Gary Chapman, president of LIN Television, one of the many station groups looking for programming to fill primetime on stations in the wake of Tuesday’s merger announcement, said that he is ready to go with Twentieth Television’s planned English-language telenovela Desire. “I like it,” he told reporters at a NATPE panel in Las Vegas. “Almost every nation of the world uses this program genre except America.”
Telenovelas with themes of romance and adventure are series that run every day for a limited time. Twentieth’s Desire, for instance, runs 13 weeks. Each of the 65 episodes is an hour. Once one telenovela ends, another takes its place. Twentieth had three installments of Desire set to go in syndication starting this summer.
According to Chapman, Twentieth pulled the telenovela from syndication as soon as it heard the merger news because it wants to reevaluate its marketing and distribution plans for it. The reason, Chapman guesses, is that Twentieth sees the telenovela as replacement programming for the Fox station groups, which is losing UPN programming in several major markets. With a common corporate parent, Twentieth and Fox would be working closely together.
“The question is would they want to approach this through syndication or would they want to put a whole package around it and make a run as a network,” he said.
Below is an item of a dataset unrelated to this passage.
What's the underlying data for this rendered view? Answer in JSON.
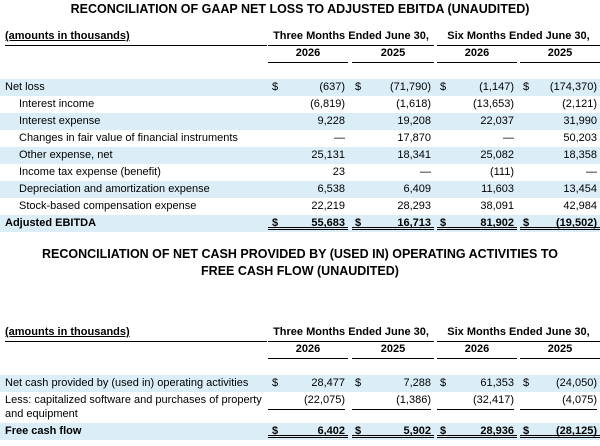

Either way, he said, the affected LIN stations would like to be a part of it.
Also keeping an eye on Twentieth and Fox is Tribune Broadcasting, which is losing network programming (The WB) in three markets—Philadelphia, Atlanta and Seattle. Fox is trying to figure out what to do, said John Vitanovec, executive vice president, Tribune Broadcasting, “My guess is that they will bring something to the marketplace and we will all have a chance to react to it.”
Providing reassurance at the NATPE panel for all the soon-to-be independents was Deborah McDermott, president of Young Broadcasting, which operates an independent in San Francisco. Stations have plenty of options, she said. They can air sports, news, original programming or strip syndicated shows like Dr. Phil or Sex and the City, she said. “You can survive and be very successful.”